The Rector's Christmas Message
December 23, 2020, 12:35 PM

The Rector’s Christmas Message
The Rev. Evelyn Wheeler
December 23, 2020

Why did God come to us as a baby?  The Creator of Everything chose to become human – strange enough – but even more strangely, as a human infant!  The Almighty and Awful Lord of the Universe arrived to a peasant family, who were far from their home, in a nation of people oppressed by Rome!  Why would God choose this way to arrive?

Now, Rome was not the first empire to conquer and rule Israel. Egypt, Babylon, Persia, and Macedonia, had also exercised power over Israel and Judea and Galilee and all the lands of their ancestors.  The children of Abraham had suffered exile, they had suffered famine, and they had suffered political oppression – but here’s the thing – they had survived.  Centuries of foreign rule.  Not only had the people survived, but the faith of Israel also survived.  What an accomplishment!

Even so, the faith had suffered too.  In order to maintain as much as possible of the faith of their ancestors, the religious leaders had “tightened up” on rules and rituals.  The more standardized and regulated these were, the easier it would be for a people under stress to remember and keep them.  This is one reason why the leaders were so upset by John the Baptist and Jesus: they were challenging the value of the rules that had been established for generations, the rules the leaders thought were the warp and woof holding together the fabric of Israel.  Prophets are always uncomfortable people for those in authority.

One might conclude, therefore, that if God wanted things to change, if God wanted the faith of the people to be re-energized and re-imagined, then arriving in a glory of power and majesty would be just the thing to accomplish that end!  Yet, God chose the way of no power and no majesty.  God chose to come through a young woman far from home and family, in a cave or a stable or a humble dwelling (depending on the sources).  Though Jesus’ arrival was hailed by angels, the angels appeared not to Temple leaders in Jerusalem but to shepherds in the fields around a small town some miles away.  Though his arrival was welcomed by wise men, those men were from “the East” – not even fellow Jews.  He was greeted by marginalized people and foreigners. 

God chose to come without power to those without power.  God chose to come as an infant, not a majestic messiah-king. 

Why?

What lessons might we learn from this small fact, this simple beginning, this awkward and unlikely, uninviting, uninspiring, and inauspicious entry into the world we call our lives?

Maybe because it’s easier to love a baby?  Maybe because it’s because God wants us to know that God knows what it’s like to be human?  Maybe because the story, even if unlikely, is so compelling that centuries after the events took place, we still remember it?

Maybe because we can identify with a baby, a young boy, a young man, growing and learning and studying and striving and puzzling things out as he matures, and we might do the same?

Maybe because God has humbled God’s own being to show us that being humble is to be valued?  To be poor, to be powerless, to be outside, to be different – all these things that Jesus was – are things it is not bad to be, not failure to be, and not to be dismissed or despised in those we meet.
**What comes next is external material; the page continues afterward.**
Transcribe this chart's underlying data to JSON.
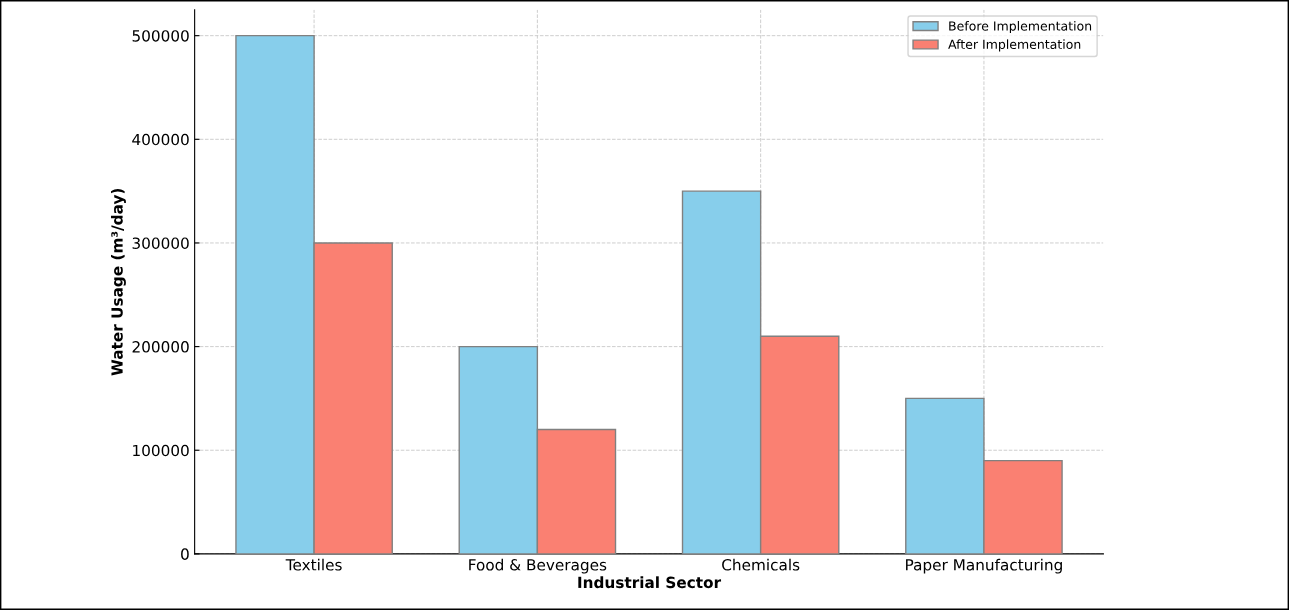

Those who are, are truly and deeply valued by God, even if not by the world’s standards and perceptions.

I invite you to ponder these things, as Mary did, in your hearts.

And as you ponder, ask yourselves, do you value the people that God values?  Do you remember the poor, the captive, the orphan, the imprisoned, the sick, the humble, the powerless, the alien, the oppressed?  Do you strive to share the blessings you have received with those around you? 

I know these are anxious times.  We have suffered losses – including the ways in which we are used to worship, and the company of friends and family.  We miss the old days when it was safe to venture forth, to enjoy dinners in restaurants, to travel and see the sites, to gather together for concerts and football games and backyard barbeques.  We don’t like masking up, we don’t like not shaking hands or not hugging.  We feel constricted and confined and, in many ways, pretty powerless to do anything about it.  We feel sad.  We feel assailed and attacked by the virus. 

But humankind has lived through hard times before.  And like the people of Israel pressed under the Roman boot-heels, people of faith have always found a way to make it through losses and grief and war and pestilence.  And those who helped one another have always managed better.  We are likewise people of faith.  We are likewise well able to help each other out.  We will get through this.  We may even come out transformed. 

Since God chose to come as powerless, yet changed the history of the world, rest assured that God can work in us, even here in Madison and the surrounding towns and country-side, God can work in us miracles of regeneration and hope.  Though perhaps hope seems small as a new infant child caught in a cruel world, we can remember God was present in that child, and God is present with us.  Emmanuel – God With Us – is calling us to hope.

May the blessings brought to the world by the infant Jesus brighten your days and your spirits.  Merry Christmas!